Mourinho falou em parolice, mas até Terry lhe elogiou manhas «na margem»

Treinador do Benfica mandou bicada a Farioli relativa ao jogo do FC Porto com o Sporting

Na antevisão ao clássico deste domingo, no Estádio da Luz, entre o Benfica e o FC Porto, José Mourinho deixou elogios ao adversário, mas não perdeu a oportunidade para mandar uma discreta bicada ao rival.

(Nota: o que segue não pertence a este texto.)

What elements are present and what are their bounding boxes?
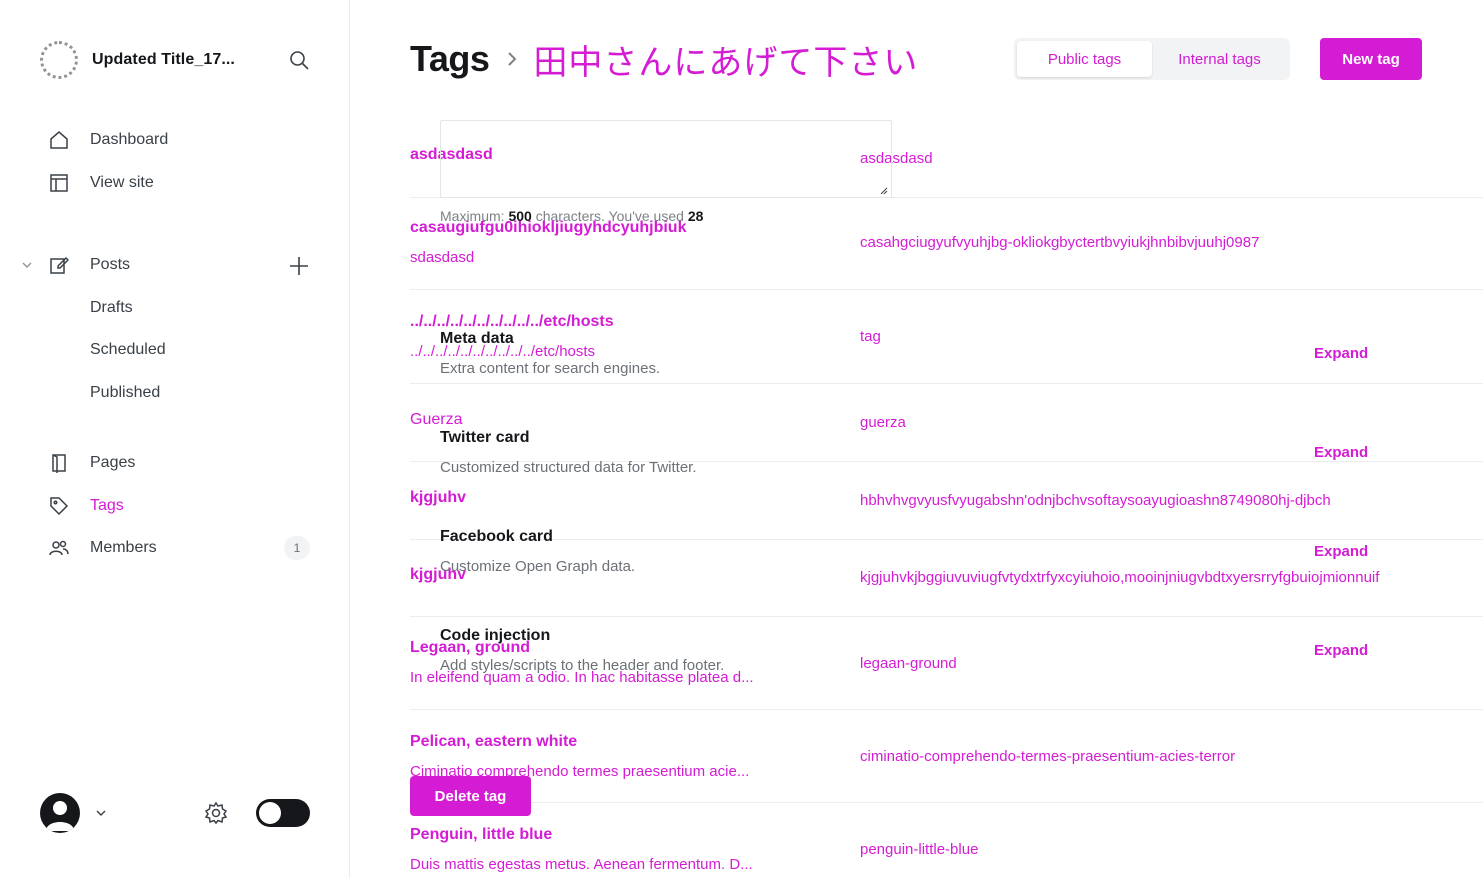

«De facto, o FC Porto em Alvalade utilizou uma variante que, de certa maneira, até me surpreendeu. Cria dificuldades diferentes ao adversário. Trabalhámos relativamente ao que o FC Porto tem feito toda a época e depois ao que fez no jogo com o Sporting, com o ala esquerda a jogar por dentro e a criar um quadrado na zona central. De resto, até podem aparecer com outra variante. Se isso acontecer, temos de ser capazes de ler o jogo, comunicar e de nos organizarmos, sem fazer a parolice de mandarmos o Trubin para o chão, para me reunir com os jogadores num timeout», atirou o técnico.

Aquela referência do técnico dos encarnados à «parolice» referia-se a um momento do jogo entre o FC Porto e o Sporting, a contar para a Liga, quando, aos 12’, Diogo Costa ficou a pedir assistência médica para que Farioli pudesse ajustar a equipa à forma como os leões estavam a condicionar os portistas.

Outrora, porém, Mourinho era bastante conhecido pelas ‘manhas’ que utilizava e que o faziam estar «à frente do seu tempo».

Uma dessas situações foi destacada por John Terry, antigo capitão do Chelsea, já depois de ter terminado a carreira.

«Um dia, Mourinho disse-me a mim e ao Cahill: se dois centrais [da mesma equipa] saltarem, chocarem um com o outro [e receberem assistência], nenhum tem de sair do campo. Por isso, por vezes, nos últimos 10/15 minutos, viam-me a mim e ao Cahill no chão porque ele dizia-nos: ‘se a bola entrar na área, assegurem que chocam e caem os dois’», introduziu.

«Nós nunca tínhamos ouvido falar daquilo. Houve um jogo em que estávamos a ganhar 1-0, eu vi o Cahill cair e pensei ‘é melhor eu cair também’. O árbitro mandou-nos sair e eu disse-lhe para ele rever a regra. Ele consultou o árbitro assistente que lhe confirmou que não tínhamos de sair», acrescentou, arrancando gargalhadas no estúdio.

Terry elogiou por isso o português, pelo que conseguia antecipar. «Ele estava tão à frente com esses detalhes e essas coisas que ficavam ali na margem… E são os melhores treinadores que encontram essas margens», sublinhou o antigo defesa-central internacional inglês.